- Find ways to weave scrapbooking into your daily life. Scrapbooking tasks can be broken down into manageable chunks. Look through magazines for inspiration while sitting in a waiting room, or in the looping line at school, or at traffic lights (sorry, it was probably me at the front of the line when the light turned green). Draw up sketches while your kids swing, or do homework (nice together time), or eat lunch. Get out paints, or Play-Doh, or beads for the kids while you sit with them to create items for your page. Keep a notebook handy to jot down page ideas, inspiration, conversations, journaling, or anything else that comes to mind. If possible, keep layouts in progress out where you can walk by them several times throughout the day. Ideas sometimes spring up at the craziest moments. I also often start a layout at night, and finish it in the morning. I love the fresh set of eyes I can look with in the morning, and sometimes ideas come to me as I'm dozing off to sleep or in the shower.
- Scrapbooking does not have to be this great overwhelming task. You don't need to create a publishable work of art, with loads of handmade embellishments and intricate designs. Matching photos up with the stories they tell is about all it takes.
- I have realized that I will never be "caught up"; to accomplish that I would need to stop taking photos, and that's never gonna happen! So now I scrapbook whatever I feel like doing (I'm not a chronological scrapper). Sometimes I impose deadlines on myself (complete vacation album before next year's vacation), sometimes I scrapbook recent photos because nothing motivates like fresh pictures. But most often I grab a stack, thumb through them, jot down thoughts or feelings, and scrapbook a page to tell the story.
- In the words of Ali Edwards, "embrace imperfection" These two words have become my scrapbooking mantra. In 25 years, no one is going to analyze the color scheme you chose, or critique your writing with a red pen. What they will notice is the time and effort you took to tell the stories of those you love. Don't you wish you had an album of what you were like as a child? That's the important stuff of what you're creating.
- Use those supplies. For so long I would buy papers, stickers, embellishments, etc and then think they were "too good" to use on my layouts. I was a hoarder. And for what? Because you know what happened? I looked through all that cuteness and prettiness and realized it wasn't my taste anymore, or it looked dated.

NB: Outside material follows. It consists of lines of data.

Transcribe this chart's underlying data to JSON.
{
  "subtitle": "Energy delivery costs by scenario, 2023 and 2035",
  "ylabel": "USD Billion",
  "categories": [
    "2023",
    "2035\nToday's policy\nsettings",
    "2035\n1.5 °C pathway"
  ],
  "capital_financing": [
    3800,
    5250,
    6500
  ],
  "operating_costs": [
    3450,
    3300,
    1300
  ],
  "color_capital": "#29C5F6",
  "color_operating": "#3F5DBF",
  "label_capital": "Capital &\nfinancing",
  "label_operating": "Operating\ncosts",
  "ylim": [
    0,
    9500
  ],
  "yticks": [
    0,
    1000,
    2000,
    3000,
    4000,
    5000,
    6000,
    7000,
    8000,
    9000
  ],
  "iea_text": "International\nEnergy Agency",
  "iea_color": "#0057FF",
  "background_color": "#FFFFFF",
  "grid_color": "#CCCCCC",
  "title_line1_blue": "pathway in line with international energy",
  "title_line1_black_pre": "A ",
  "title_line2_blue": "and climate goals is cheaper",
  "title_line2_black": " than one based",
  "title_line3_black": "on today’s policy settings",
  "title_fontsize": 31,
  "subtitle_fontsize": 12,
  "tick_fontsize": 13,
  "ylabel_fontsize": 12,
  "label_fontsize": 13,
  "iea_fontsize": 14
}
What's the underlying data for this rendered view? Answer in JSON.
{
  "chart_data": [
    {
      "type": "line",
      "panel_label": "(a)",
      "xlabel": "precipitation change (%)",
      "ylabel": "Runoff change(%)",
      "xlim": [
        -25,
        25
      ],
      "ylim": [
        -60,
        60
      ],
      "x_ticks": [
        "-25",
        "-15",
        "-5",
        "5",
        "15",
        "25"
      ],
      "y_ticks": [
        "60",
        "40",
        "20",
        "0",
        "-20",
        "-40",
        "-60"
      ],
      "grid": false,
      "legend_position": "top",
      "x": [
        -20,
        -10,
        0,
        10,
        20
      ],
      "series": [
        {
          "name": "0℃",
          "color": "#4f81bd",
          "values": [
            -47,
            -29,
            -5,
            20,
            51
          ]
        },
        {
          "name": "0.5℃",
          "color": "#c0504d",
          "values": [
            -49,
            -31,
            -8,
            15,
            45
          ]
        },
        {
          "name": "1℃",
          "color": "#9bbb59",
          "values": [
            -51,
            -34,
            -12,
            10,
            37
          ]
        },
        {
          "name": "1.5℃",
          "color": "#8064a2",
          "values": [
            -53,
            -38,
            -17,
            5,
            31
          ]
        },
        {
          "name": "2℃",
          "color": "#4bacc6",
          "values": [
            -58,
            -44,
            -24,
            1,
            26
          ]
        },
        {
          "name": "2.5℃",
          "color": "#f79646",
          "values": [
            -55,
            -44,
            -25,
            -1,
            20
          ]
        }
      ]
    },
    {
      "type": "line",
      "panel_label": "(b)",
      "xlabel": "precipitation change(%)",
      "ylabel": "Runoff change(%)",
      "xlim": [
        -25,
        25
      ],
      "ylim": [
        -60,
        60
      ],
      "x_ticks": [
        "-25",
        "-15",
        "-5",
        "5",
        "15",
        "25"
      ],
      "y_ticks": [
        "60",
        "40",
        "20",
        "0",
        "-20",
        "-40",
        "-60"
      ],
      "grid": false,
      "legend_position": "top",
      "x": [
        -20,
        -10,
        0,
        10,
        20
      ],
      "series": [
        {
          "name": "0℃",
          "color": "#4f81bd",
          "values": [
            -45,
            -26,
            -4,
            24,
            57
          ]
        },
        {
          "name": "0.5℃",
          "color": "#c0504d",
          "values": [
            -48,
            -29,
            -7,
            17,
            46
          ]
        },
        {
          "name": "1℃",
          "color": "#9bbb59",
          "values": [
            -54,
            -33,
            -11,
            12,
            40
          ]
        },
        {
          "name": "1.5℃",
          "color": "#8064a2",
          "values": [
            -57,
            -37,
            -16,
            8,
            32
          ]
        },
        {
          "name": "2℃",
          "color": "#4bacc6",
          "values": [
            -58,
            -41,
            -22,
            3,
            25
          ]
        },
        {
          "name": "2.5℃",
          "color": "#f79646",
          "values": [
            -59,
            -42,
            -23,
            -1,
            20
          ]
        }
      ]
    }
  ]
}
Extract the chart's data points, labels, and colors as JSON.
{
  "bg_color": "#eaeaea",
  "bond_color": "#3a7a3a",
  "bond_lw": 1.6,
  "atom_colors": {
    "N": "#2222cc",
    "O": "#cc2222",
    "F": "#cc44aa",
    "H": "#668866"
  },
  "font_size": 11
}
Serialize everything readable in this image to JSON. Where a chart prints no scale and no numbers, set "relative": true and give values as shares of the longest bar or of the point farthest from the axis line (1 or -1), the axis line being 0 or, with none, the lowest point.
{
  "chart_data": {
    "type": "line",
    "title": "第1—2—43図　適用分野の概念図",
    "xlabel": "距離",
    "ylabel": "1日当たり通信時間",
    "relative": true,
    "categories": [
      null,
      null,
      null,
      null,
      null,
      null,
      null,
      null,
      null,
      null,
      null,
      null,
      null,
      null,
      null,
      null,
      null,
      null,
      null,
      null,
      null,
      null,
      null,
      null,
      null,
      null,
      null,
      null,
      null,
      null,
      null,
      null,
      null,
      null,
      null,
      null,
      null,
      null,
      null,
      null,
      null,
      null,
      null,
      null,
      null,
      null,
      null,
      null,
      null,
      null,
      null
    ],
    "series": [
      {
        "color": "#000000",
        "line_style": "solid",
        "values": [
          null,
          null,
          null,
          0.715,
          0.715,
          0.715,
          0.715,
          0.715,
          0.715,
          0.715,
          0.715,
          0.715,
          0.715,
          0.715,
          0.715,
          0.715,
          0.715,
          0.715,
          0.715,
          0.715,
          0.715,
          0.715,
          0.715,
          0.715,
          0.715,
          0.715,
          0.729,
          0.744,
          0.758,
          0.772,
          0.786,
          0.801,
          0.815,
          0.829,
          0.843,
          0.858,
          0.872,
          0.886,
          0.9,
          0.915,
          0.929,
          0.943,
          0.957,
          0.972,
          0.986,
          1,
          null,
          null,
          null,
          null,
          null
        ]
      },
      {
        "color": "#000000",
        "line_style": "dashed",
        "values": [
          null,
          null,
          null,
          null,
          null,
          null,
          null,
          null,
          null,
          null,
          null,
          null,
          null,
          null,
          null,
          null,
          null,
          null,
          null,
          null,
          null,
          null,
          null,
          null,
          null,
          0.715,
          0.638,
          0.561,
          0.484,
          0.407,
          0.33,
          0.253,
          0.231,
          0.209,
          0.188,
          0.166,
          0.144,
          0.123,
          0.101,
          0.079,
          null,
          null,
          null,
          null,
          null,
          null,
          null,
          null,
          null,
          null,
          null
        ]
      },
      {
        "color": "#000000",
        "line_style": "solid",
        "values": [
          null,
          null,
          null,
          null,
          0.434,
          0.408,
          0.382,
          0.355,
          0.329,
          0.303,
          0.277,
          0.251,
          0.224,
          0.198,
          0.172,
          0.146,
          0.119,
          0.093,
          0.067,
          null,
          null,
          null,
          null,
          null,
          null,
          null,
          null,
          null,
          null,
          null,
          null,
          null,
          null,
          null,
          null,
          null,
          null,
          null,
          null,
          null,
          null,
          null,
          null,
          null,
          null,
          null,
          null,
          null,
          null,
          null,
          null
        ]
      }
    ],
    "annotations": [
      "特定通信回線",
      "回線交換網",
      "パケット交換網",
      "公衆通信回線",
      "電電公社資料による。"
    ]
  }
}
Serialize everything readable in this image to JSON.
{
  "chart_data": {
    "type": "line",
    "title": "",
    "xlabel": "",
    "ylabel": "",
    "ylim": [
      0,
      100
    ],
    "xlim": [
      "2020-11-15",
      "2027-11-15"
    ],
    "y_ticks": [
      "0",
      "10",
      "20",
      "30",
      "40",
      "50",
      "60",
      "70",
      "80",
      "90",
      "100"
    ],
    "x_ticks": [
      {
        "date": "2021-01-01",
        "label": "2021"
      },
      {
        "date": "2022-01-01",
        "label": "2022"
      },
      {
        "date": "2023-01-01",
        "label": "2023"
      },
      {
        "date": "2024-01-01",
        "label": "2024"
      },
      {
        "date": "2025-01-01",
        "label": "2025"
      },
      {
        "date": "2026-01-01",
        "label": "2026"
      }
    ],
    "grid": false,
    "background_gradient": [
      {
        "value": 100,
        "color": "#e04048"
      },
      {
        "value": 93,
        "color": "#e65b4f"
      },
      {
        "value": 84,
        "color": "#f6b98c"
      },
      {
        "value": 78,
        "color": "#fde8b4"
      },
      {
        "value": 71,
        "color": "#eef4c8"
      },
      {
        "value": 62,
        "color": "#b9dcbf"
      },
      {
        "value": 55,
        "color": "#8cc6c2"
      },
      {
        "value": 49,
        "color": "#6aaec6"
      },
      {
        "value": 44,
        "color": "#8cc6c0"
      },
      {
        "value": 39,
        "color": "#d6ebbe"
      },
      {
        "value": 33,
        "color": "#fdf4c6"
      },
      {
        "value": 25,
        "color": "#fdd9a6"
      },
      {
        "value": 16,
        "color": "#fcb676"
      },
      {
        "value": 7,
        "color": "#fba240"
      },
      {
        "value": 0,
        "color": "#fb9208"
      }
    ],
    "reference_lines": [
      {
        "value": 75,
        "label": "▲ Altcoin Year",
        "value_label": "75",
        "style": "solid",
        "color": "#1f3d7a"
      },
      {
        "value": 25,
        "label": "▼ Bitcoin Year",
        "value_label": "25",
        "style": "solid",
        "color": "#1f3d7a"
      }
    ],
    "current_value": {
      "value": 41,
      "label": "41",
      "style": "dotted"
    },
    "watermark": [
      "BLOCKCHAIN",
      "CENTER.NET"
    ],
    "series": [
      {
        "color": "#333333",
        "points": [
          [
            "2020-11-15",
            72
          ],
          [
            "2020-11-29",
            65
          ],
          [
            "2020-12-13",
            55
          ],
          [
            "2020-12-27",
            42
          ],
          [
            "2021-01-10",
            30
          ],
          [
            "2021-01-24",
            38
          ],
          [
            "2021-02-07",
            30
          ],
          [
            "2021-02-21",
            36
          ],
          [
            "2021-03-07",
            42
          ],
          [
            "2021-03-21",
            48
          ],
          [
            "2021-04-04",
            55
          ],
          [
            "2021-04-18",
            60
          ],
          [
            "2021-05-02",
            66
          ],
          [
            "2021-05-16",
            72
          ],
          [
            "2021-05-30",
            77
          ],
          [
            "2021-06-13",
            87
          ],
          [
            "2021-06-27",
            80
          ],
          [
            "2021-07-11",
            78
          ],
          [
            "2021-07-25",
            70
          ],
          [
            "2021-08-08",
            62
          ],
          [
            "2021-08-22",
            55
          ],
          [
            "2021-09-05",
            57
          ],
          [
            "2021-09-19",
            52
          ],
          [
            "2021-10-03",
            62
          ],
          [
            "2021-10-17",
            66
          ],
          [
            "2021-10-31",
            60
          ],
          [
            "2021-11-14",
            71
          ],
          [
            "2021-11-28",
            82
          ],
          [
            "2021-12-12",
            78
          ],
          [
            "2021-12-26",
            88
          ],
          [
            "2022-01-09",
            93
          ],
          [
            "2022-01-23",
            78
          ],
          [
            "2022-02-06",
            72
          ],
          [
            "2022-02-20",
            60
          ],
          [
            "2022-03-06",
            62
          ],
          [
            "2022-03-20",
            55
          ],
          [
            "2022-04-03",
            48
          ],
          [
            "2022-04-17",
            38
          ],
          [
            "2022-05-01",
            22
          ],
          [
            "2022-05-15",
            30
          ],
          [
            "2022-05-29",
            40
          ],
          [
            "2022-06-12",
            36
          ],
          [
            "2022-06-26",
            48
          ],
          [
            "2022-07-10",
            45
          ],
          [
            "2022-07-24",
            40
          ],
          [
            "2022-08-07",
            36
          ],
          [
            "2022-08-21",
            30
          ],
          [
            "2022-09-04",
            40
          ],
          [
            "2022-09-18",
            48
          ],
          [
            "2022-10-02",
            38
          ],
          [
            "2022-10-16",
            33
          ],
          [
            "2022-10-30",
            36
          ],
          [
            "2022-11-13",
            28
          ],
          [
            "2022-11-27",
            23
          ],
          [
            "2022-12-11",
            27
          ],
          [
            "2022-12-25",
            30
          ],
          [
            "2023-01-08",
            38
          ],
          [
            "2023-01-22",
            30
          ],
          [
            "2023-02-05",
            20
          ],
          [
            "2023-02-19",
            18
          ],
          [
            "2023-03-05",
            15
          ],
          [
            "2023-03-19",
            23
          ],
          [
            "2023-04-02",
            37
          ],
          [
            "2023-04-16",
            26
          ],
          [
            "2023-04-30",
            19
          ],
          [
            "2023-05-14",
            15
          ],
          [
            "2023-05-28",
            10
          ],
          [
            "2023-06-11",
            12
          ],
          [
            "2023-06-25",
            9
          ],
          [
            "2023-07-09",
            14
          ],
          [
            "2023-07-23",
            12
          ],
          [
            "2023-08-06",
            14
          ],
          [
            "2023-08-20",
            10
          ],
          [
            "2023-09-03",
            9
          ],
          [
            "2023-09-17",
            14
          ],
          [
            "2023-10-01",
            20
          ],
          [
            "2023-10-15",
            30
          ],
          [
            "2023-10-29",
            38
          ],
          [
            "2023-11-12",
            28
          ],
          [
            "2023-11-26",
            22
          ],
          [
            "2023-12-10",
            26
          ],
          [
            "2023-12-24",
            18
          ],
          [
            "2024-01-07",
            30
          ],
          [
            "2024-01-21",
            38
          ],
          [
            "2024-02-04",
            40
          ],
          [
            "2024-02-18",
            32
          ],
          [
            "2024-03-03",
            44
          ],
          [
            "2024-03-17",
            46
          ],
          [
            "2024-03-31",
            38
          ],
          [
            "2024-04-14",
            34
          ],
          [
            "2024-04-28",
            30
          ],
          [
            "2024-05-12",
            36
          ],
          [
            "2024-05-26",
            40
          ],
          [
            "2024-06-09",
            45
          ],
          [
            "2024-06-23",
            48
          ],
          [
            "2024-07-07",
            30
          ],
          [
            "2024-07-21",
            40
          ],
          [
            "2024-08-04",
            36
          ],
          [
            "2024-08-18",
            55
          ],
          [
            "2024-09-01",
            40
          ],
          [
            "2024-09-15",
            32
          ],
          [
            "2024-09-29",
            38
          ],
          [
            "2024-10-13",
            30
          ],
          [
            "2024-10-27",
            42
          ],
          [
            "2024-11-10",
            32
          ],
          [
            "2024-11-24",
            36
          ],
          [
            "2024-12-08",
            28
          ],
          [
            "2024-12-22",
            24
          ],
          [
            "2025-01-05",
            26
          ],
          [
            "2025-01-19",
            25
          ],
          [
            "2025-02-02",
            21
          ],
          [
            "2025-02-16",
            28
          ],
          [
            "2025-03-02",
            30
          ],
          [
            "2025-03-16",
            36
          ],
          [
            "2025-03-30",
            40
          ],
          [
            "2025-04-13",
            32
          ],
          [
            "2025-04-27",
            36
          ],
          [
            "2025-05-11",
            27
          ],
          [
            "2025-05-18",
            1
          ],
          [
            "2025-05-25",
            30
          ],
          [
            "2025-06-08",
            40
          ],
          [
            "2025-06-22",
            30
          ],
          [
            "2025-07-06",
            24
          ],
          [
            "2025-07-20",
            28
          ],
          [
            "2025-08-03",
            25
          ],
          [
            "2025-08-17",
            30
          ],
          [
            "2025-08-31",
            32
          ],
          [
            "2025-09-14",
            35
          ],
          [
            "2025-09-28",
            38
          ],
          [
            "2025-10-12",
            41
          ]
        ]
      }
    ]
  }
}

There will always be new papers, embellishments, etc coming out. Trends change so quickly, so use up what you bought while you still love it. Besides, nothing is as inspiring as new product. Next time you pick up new paper, force yourself to cut into it within a week. I find it very freeing to crack open a new paper pack, or peel off a new sticker. Once you do, it's no longer new and you'll have no excuses not to use up the rest.
- It's only paper. Cut it, tape it, paint it, create with it. If you mess up, you can just get more. And what really is a "mess up"? Most of the time, what you think of as a mess up can actually be used, either elsewhere on a layout, or in another project. Cards are perfect little projects to use up those tossed aside embellishments or miss-cut paper scraps.
Well, there it is: everything I know about scrapbooking from my little hands and into your brains. Don't tell me I never taughtcha anything ;)
1 comment:
Thanks Michelle- this is great and really helpful! I love that you added such a cool photo of yourself tyo the blog too! Keep inspiring us!